Evolusi sikap itu tak hanya dari segi kreativitas. Dari sikap moral pun demikian. Salah satunya dalam bersikap dan bertingkah. Coklat mengakui jika ada anggota The Maczman yang awalnya dekat dengan kehidupan hitam. Mabuk-mabukan misalnya.

“Untuk menguranginya, ada aturan tegas. Tidak boleh minum alkohol sebelum menonton PSM. Sebab, kejantanan dalam mendukung tidak diukur dari minum alkohol sebelum pertandingan,” tegas Coklat merujuk kebiasaan suporter di Inggris yang kadang ditiru suporter di Indonesia. “Saya berani bertaruh dengan Kang Jalu. Kalau ada anggota The Maczman yang seperti itu, saya beri dua juta rupiah!”

Perubahan sikap itu tak hanya terjadi saat di lapangan. Saat hendak menonton pun, para anggota The Maczman dituntut untuk tidak mengganggu ketertiban pemakai jalan lain. Misal, seperti diungkapkan Fandy, tak boleh ada knalpot racing yang bikin bising. “Kami pun harus mematuhi aturan lalu lintas, tidak menerobos lampu merah misalnya,” tambahnya.

Guna menghindari hal-hal negatif lain, ada beberapa jalan keluar yang coba dilakukan. Dari pengamatan saya saat ke mabes The Maczman, ada beberapa kegiatan yang tengah dilakukan. Ada yang sedang menyablon kaos, ngeprint gambar untuk pamflet, atau memainkan alat musik.
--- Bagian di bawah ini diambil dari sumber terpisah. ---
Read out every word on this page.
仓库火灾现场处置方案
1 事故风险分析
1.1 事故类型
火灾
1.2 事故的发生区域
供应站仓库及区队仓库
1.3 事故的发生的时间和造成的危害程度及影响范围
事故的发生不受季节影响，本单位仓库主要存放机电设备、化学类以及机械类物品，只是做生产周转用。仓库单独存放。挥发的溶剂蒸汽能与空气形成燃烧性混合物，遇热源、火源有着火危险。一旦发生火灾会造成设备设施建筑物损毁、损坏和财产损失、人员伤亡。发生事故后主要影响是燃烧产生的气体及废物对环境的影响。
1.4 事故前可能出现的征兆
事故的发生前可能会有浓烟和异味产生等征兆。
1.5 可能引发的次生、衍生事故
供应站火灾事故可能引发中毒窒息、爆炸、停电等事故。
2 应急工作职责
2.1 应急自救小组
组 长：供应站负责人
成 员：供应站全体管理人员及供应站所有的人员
“Salah satu langkah kami untuk mandiri adalah dengan mempunyai pemasukan sendiri. Selain dari kafe, kami juga memproduksi merchandise. Kami pun punya event organizer untuk kegiatan amal,” bilang Coklat sambil menunjukkan sebuah leaflet bergambar Iwan Fals di sebuah kegiatan amal.

Laiknya sebuah komunitas dengan jumlah anggota puluhan ribu, The Maczman tentu menjadi gula yang begitu manis untuk diburu. Para parpol dan ormas diakui Coklat beberapa kali mencoba mendekati The Maczman. Apalagi, kafe yang menjadi tempat berkumpul dekat dengan beberapa markas parpol dan ormas.

“Kami sering tutup siang hari karena tak enak jika dilihat ada anggota ormas atau parpol yang ada datang ke sini. Kami ingin menjaga independensi,” tuturnya.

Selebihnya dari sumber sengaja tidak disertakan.